As a Staff Software Engineer, you'll work on high-impact systems problems such as optimizing metadata management, caching, and replication across thousands of nodes; designing concurrent, fault-tolerant services for multi-region and multi-cloud environments; evolving Alluxio's storage abstraction and scheduling layer to support large-scale AI/ML data pipelines; and collaborating with internal product teams to push the limits of distributed I/O performance.
This is a hands-on, architecture-plus-implementation role for engineers who love deep systems work and want visible impact in a small, senior, highly technical team.
What You'll Own
- Cache and metadata consistency - advance Alluxio's intelligent caching framework for multi-tenant environments (TTL policies, write-back consistency, invalidation protocols, and distributed metadata scaling).
- High-throughput data I/O optimization - profile and optimize Alluxio's data path across S3, GCS, HDFS, and POSIX interfaces using adaptive prefetching, async I/O, and tier-aware scheduling.
- Scaling for AI and analytics workloads - evolve the coordination layer to efficiently serve distributed AI training clusters, accelerating model load and shuffle operations across regions and clouds.
- Observability and performance insights - build fine-grained metrics and tracing for cache efficiency, throughput, and latency across storage tiers.

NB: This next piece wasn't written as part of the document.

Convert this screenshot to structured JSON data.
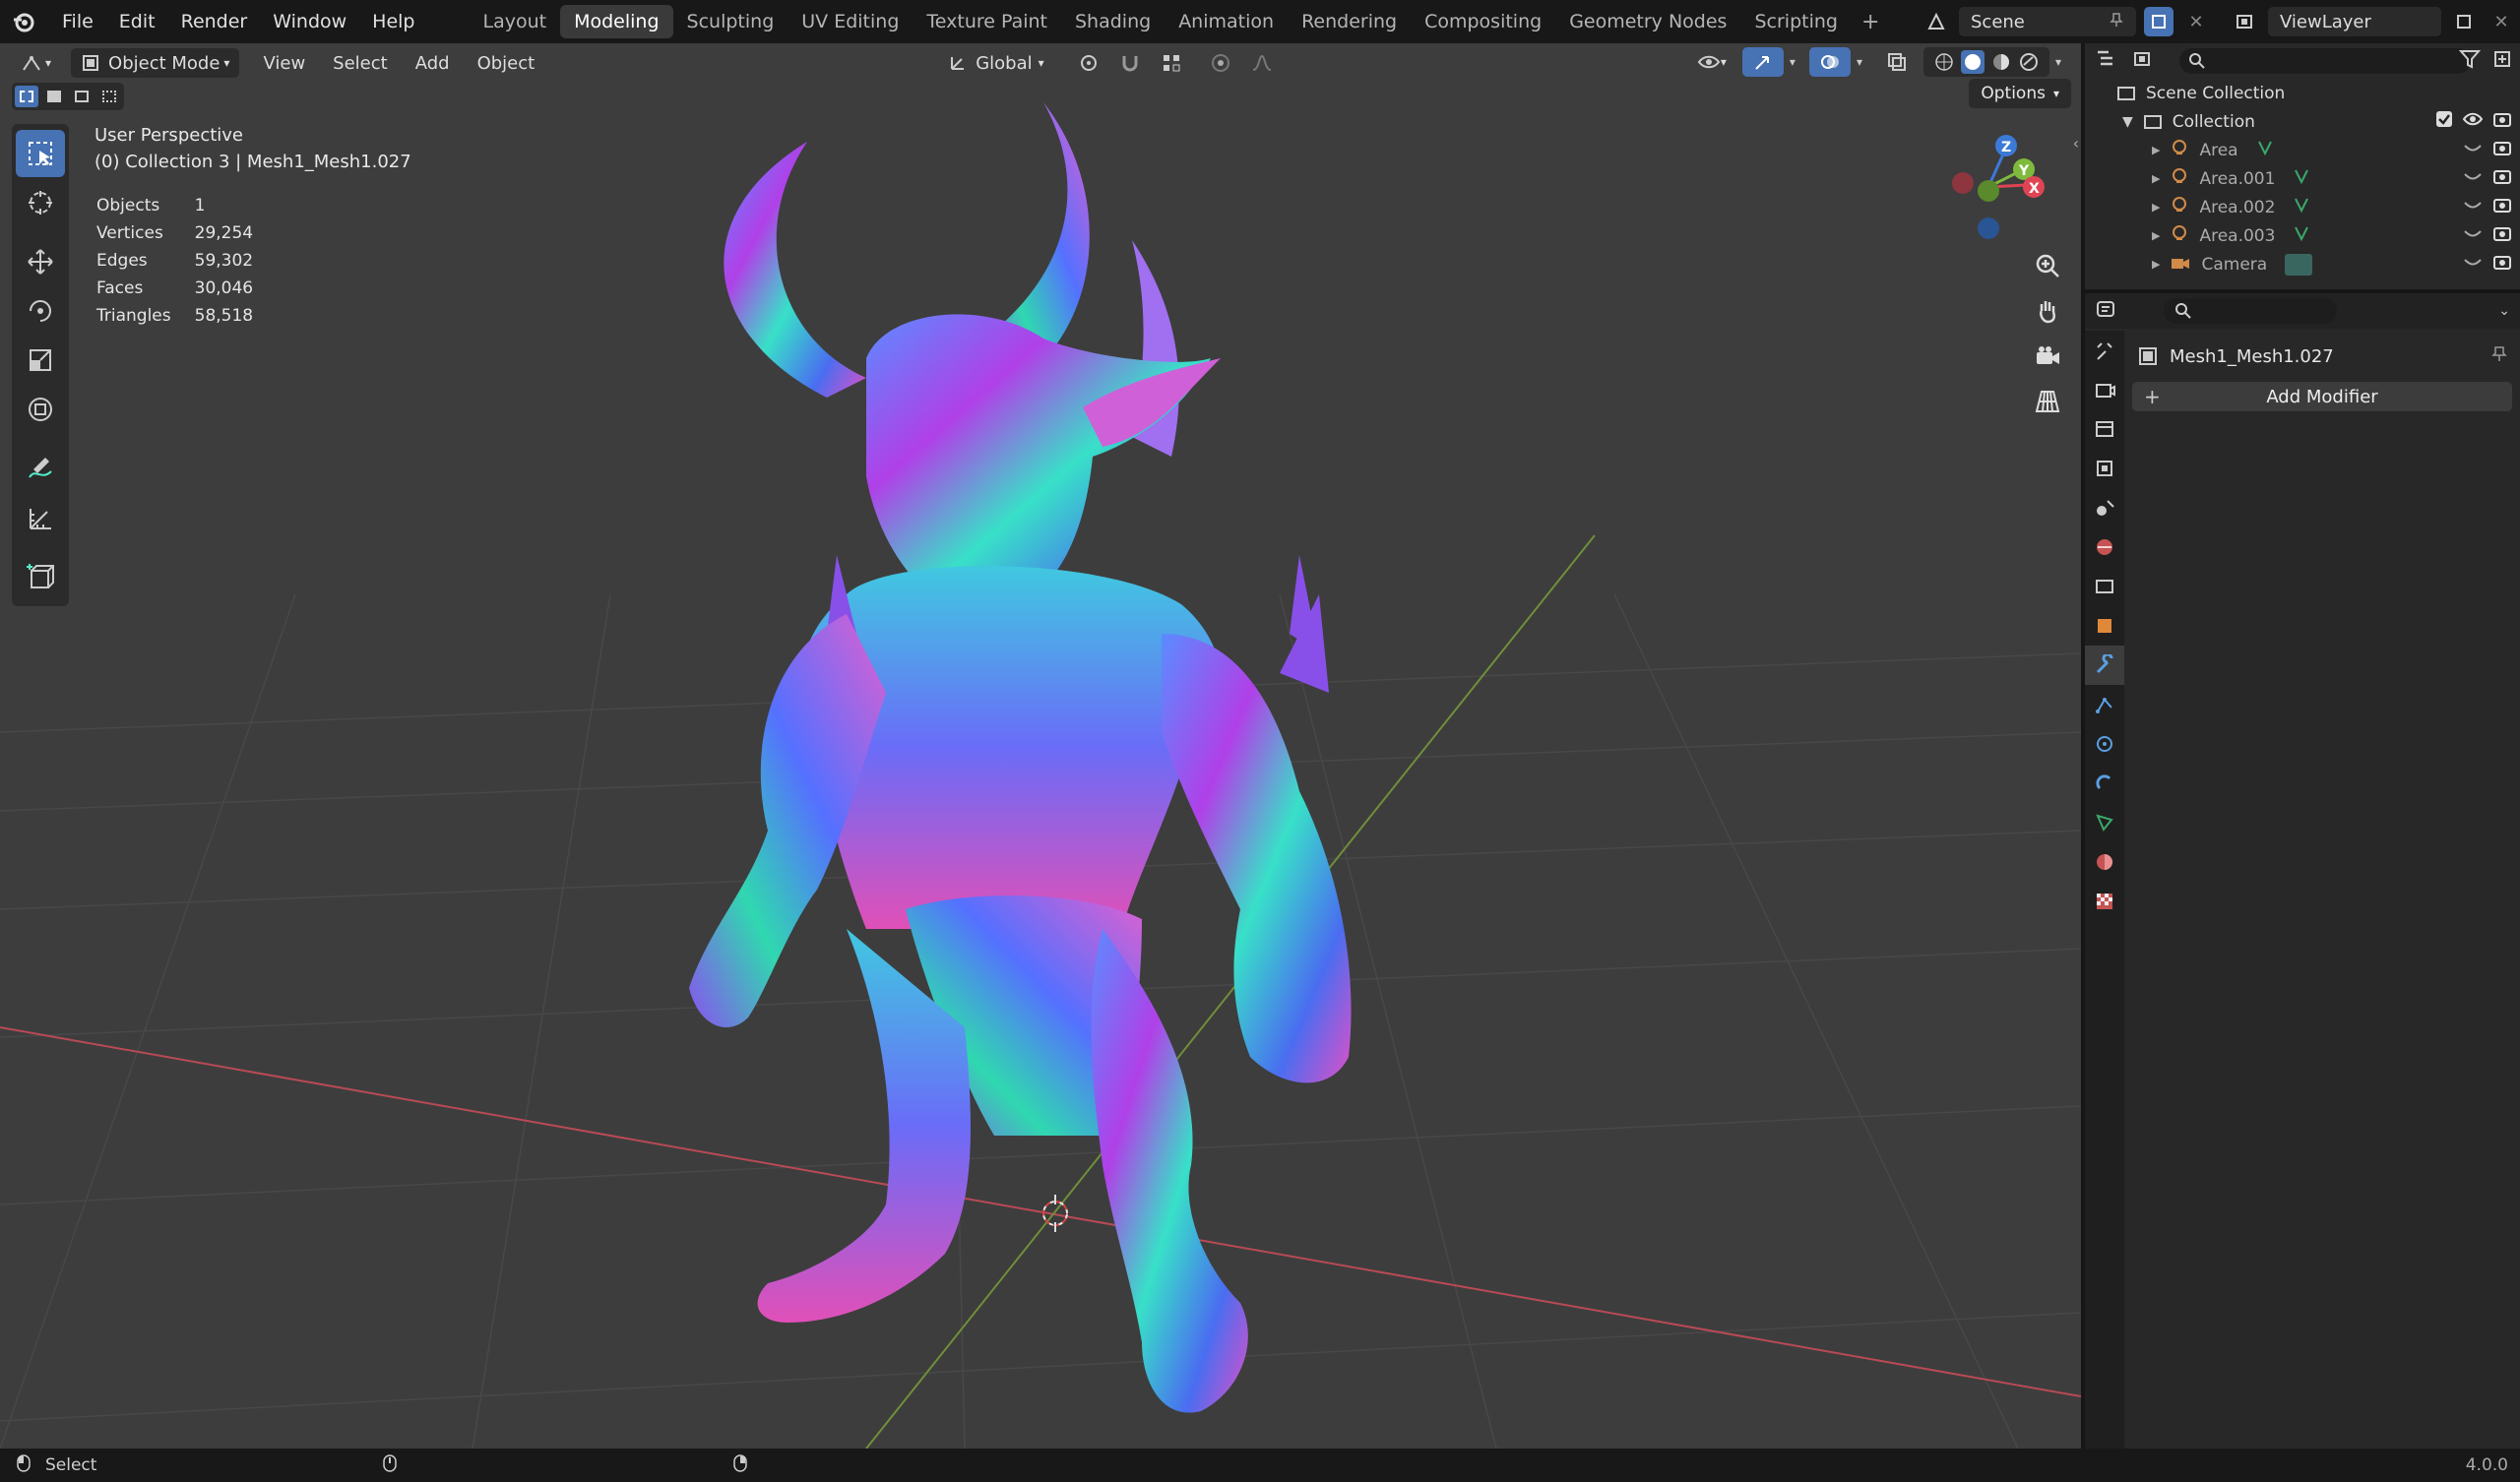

- Open-source leadership - drive design discussions, mentor contributors, and represent Alluxio's core-systems direction within the OSS community.
What You'll Do
- Design and implement core components of Alluxio's distributed file and object-access layer.
- Optimize performance for large-scale, high-throughput environments using advanced concurrency and caching techniques.
- Build scalable metadata and coordination systems that ensure strong consistency, high availability, and minimal latency.
- Collaborate cross-functionally with product, solution-engineering, and research teams to drive roadmap and customer success.
What We're Looking For
- Strong computer-science fundamentals and a passion for large-scale distributed systems.
- Professional experience developing in Java, C++, or Go.
- Deep understanding of concurrency, replication, fault tolerance, and performance optimization.
- Experience with distributed storage, data-access layers, or cloud infrastructure (e.g., Spark, Presto, Hadoop, Kubernetes).
- Bachelor's or advanced degree in Computer Science or related technical field (or equivalent experience).
- Demonstrated technical leadership: defining architecture, mentoring peers, or driving major projects from design through release.
Why Alluxio
- Build infrastructure trusted by the world's largest AI and data-driven companies.
- Join a small, senior engineering team where your designs shape the product's evolution.
- Work directly with the original creators of open-source Alluxio.
- A culture of empathy, curiosity, and ownership - where engineers collaborate closely to solve hard problems.